Confirming I'm stilling running the same process started 2 days ago when I last posted and my refresh of Live View continues to show all cameras, so this is further confirmation that the problem of camera drop-out has been corrected. Thank you, again!
I have 5 Reolink cameras feeding into moonfire-nvr. 2 of the cameras (same model) stopped appearing in the LiveView. If I stop and start moonfire-nvr, they reappear and then after some time drop out. I've captured a log for an interval where the two cameras, GarageEast & GarageWest, dropped out.
The log runs for 24 hours from Sun 26 Dec 2021 09:57:43 AM PST to Mon 27 Dec 2021 09:58:08 AM PST. Here is a link to the log file that is being temporarily stored on Google Drive: https://drive.google.com/file/d/1yhoQtxqLSjDYEPxlDrvgz0_Z8F-xpmq2/view?usp=sharing
Tip: line 90,342 is at time point D20211226 20:00:02.449 Also, I restarted Monday at 8:38 a.m. (line 196,486) and both cameras appeared in the LiveView.

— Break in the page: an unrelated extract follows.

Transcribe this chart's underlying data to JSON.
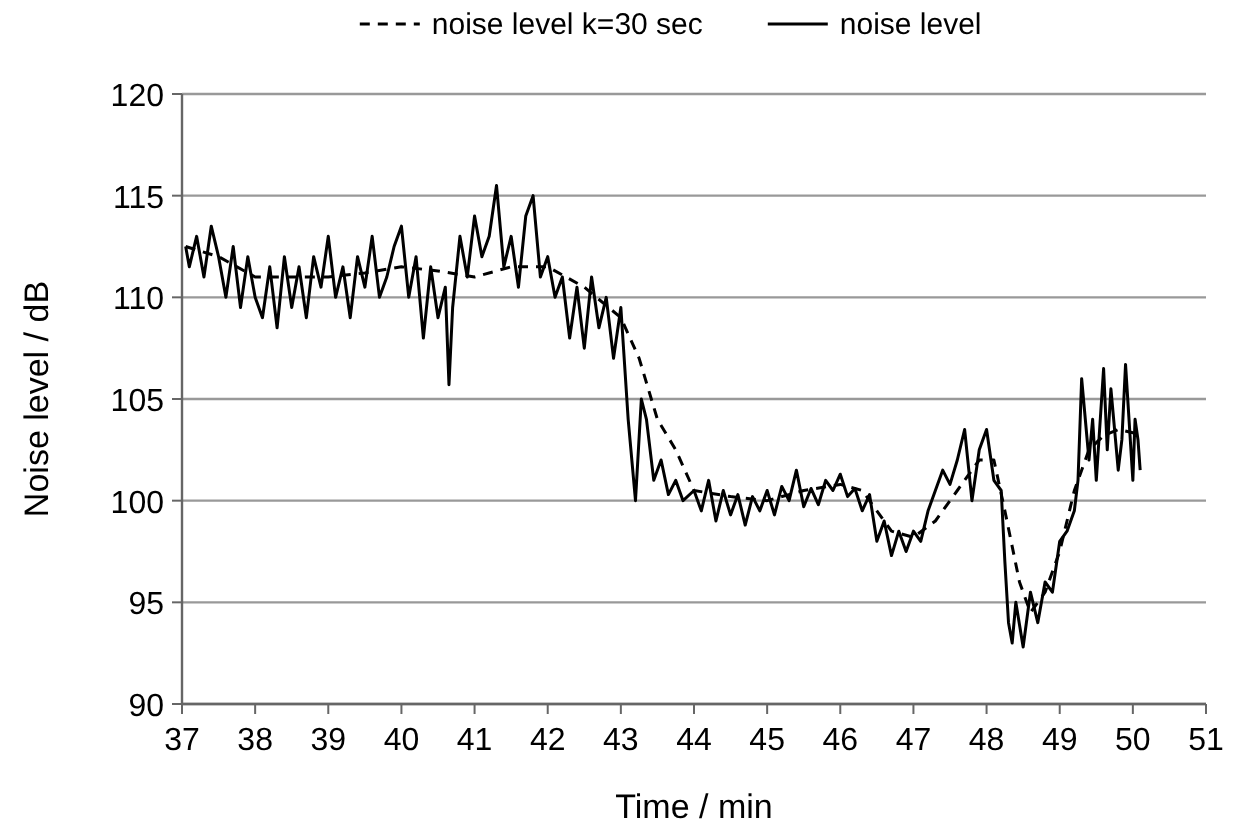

The drop-out occurs around 8:00 p.m. Sun. 12/26
Raspberry Pi4:
Moonfire-nvr:
Here is the inventory shown through the web interface showing a drop-out of the main camera GarageEast around 8:00 p.m.; there should be files from 8:00 p.m. until 11:59:
Here is the inventory showing a drop-out of the sub feed for cameras GarageEast around 8:00 p.m.; there should be files from 8:00 p.m. until 11:59:
![firefox_2021-12-27_11-09-06](https://user-images.githubusercontent.com/227313/147501688-b2572051-f7a1-4664-a29f-5207d386ebb8.png)
Here's evidence that another camera's feed was saved under the same instance of moonfire:![firefox_2021-12-27_11-44-17](https://user-images.githubusercontent.com/227313/147502758-5ddd0971-fcaf-41e0-95ae-4cc7abf6a761.png)
I could not find anything in the log that suggests a stoppage. Please let me know if there are some key words I should search for in the future. I do have other logs prior to this incident if they would be helpful.